À la tête du Kammersinfonie Berlin, Bruns, dont nous avions apprécié le disque consacré à Ernst Toch et à Franz Schreker [lire notre critique], donne une lecture infiniment soignée qu’ouvre un Largo néoclassique poignant (en guise de générique), suspendu par un Andante quasiment chambriste où flûte et clarinette dansent sur une scansion souterraine. Enchaînés, les treize mouvements brefs forment une suite de climats divers, tour à tour traversée par la désolation, voire la déréliction, comme l’Andante signalé par la signature rythmique du compositeur – une marche austère, inflexible, inquiétante –, par-delà des îlots aériens, comme par désir qu’un rêve naïf pût être encore envisageable. L’Allegretto surprend par un air de fête auquel, imagine-t-on, il vaudra mieux ne pas se fier, bientôt gagné par une élégie méditative. Très court, le second Andante minimise plus radicalement encore les moyens expressifs, se développant ensuite dans un Molto andante plus calme encore, gelé comme le peuvent être certaines pages de Chostakovitch. Le retour des cordes, relativement absentes jusqu’alors, accentue cette sorte d’inexpressivité pudique. Les motifs reviennent, au fil d’une ronde assujettie au montage du film ; aussi ne prend-on pas au pied de la lettre les indications de mouvements. Au cœur du huitième (Allegro), un duo s’enroule, doloroso, en apesanteur. Entre marche et danse de cabaret, le troisième Andante se dépouille à son tour. Si la mémoire réinvente à première écoute la voix de Michel Bouquet, cet élément disparait à la deuxième approche. Passé l’ultime Andante avec son entrelacs nauséeux et questionneur, le dernier chapitre de cette bande originale s’avère drue, menaçant, farouche même, lorsque le violon tombe des cintres, déchirant. La reprise du premier Largo envahit dès lors le final.

S’il est un compositeur à s’être continuellement inscrit dans l’Histoire, c’est bien Eisler qui, dès l’été 1935, soit deux ans après le triomphe d’Hitler en Allemagne et le début de l’horreur, couchait quelques esquisses à la mémoire premières victimes – des opposants politiques, pour commencer – des camps créés quelques mois plus tôt. De 1949 à 1957, ces notes formeront la Deutsche Sinfonie Op.50 [lire notre critique du CD]. À de nouveaux projets artistiques est-allemands dont la guerre et la Shoah font le sujet, Eisler livre sa musique. C’est le cas du documentaire Aktion J (1961) et du téléfilm Esther (1962). L’on doit au musicologue, théoricien et historien de la musique Tobias Faßhauer – il est investi dans la nouvelle édition critique des œuvres d’Eisler et l’auteur, par ailleurs, d’une thèse de doctorat sur Kurt Weill – d’en avoir réuni les pages musicales en 2015, en relation avec celles conçues pour le film britannique So well remembered (1947) du Canadien Edward Dmytryk (1908-1999), dans Trauerstücke aus Filmpartituren (Morceaux funèbres extrait des musiques de film). Nous découvrons neuf mouvements brefs et tragiques avec cet enregistrement de Jürgens Bruns au pupitre du MDR Sinfonieorchester Leipzig (août 2018).

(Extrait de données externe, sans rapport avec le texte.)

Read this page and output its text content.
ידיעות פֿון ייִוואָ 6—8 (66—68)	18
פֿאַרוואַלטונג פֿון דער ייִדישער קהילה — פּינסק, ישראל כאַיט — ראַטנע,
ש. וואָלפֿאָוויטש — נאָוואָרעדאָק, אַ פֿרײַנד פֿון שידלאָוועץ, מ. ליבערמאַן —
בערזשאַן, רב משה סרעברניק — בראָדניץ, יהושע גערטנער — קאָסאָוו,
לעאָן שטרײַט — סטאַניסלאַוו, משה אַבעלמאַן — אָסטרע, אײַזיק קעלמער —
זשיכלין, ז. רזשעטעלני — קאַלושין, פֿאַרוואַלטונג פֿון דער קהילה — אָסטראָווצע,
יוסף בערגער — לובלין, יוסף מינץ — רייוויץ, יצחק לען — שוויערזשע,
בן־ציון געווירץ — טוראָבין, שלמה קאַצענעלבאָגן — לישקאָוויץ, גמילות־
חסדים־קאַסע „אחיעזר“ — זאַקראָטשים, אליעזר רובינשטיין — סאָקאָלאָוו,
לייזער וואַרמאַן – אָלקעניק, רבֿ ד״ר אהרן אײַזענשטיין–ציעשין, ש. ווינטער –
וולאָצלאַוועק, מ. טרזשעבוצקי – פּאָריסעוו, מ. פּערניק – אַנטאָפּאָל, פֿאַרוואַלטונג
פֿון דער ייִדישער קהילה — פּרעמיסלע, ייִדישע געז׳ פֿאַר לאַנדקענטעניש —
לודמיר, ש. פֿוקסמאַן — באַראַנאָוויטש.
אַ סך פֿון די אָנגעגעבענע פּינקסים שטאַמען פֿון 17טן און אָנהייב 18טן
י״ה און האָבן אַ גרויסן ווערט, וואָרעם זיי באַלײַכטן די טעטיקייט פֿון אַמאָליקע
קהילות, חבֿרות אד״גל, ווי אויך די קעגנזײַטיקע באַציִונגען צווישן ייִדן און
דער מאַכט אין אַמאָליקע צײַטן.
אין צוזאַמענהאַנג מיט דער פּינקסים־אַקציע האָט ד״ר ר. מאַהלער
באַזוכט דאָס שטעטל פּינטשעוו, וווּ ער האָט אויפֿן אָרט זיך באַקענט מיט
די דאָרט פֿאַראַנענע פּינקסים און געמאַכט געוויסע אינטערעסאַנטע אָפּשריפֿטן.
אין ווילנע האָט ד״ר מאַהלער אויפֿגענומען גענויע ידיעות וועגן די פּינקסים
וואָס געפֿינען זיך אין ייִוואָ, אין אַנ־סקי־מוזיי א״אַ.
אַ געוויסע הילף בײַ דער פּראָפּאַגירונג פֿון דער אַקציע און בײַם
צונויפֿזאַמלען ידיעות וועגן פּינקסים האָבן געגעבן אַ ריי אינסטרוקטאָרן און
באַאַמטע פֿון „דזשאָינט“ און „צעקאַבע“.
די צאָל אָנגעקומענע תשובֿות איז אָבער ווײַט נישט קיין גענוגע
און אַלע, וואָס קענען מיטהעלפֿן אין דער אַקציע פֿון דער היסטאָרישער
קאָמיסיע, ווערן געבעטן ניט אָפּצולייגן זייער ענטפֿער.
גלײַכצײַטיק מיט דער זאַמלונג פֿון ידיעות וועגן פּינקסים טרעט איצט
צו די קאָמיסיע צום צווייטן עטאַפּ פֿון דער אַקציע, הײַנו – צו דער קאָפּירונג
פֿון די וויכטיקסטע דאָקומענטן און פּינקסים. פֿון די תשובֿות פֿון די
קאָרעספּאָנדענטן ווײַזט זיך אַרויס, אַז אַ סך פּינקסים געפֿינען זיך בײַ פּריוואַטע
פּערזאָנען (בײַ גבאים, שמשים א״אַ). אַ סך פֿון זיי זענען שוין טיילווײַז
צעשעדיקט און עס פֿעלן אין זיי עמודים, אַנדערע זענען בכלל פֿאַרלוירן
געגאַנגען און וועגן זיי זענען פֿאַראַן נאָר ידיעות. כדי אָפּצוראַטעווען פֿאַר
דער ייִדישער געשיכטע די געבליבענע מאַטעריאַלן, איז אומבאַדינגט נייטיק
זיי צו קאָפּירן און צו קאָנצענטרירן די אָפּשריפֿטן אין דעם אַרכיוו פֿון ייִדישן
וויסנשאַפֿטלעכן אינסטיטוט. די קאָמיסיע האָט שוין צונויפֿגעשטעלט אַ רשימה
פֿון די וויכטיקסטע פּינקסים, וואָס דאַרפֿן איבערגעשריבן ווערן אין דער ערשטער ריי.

Quiconque fréquente un tant soit peu Leipzig reconnaît aisément son Völkerschlachtdenkmal sur la pochette du présent CD. Érigé en 1913 par l’architecte Clemens Thieme (1861-1945), ce monument situé à trente-cinq minutes de marche du centre-ville, au sud-est, et les impressionnants colosses de son temple laïc célèbrent le centenaire de la victoire d’octobre 1813 sur les troupes françaises – faut-il rappeler que Napoléon, l’assoiffé de victoire, fut parfois vaincu ? En 1959, le Gewandhausorchester commande à Hanns Eisler la Leipziger Sinfonie, mais au 6 septembre 1962, lorsque le compositeur est terrassé par une crise cardiaque, la partition demeure inachevée. Il faut attendre 1998 et le centenaire de la naissance de l’artiste pour que sa veuve accorde au compositeur et musicologue Tilo Medek (1940-2006) le droit de la compléter. Percluse d’emprunts à des musiques initialement produites pour le cinéma – Deadline at dawn (1946) d’Harold Clurman (1901-1980), Les sorcières de Salem (1957) de Raymond Rouleau (1904-1981) –, la Leipziger Sinfonie trouve pleinement sa place en ouverture de ce programme discographique. Elle bénéficie d’une lecture infiniment soignée dont on admire la puissance expressive. Écrite en 1957 sur un poème de Vladimir Maïakovski (1893-1930), la ferme Linker Marsch fait l’essentiel du quatrième mouvement (Marsch ohne Worte).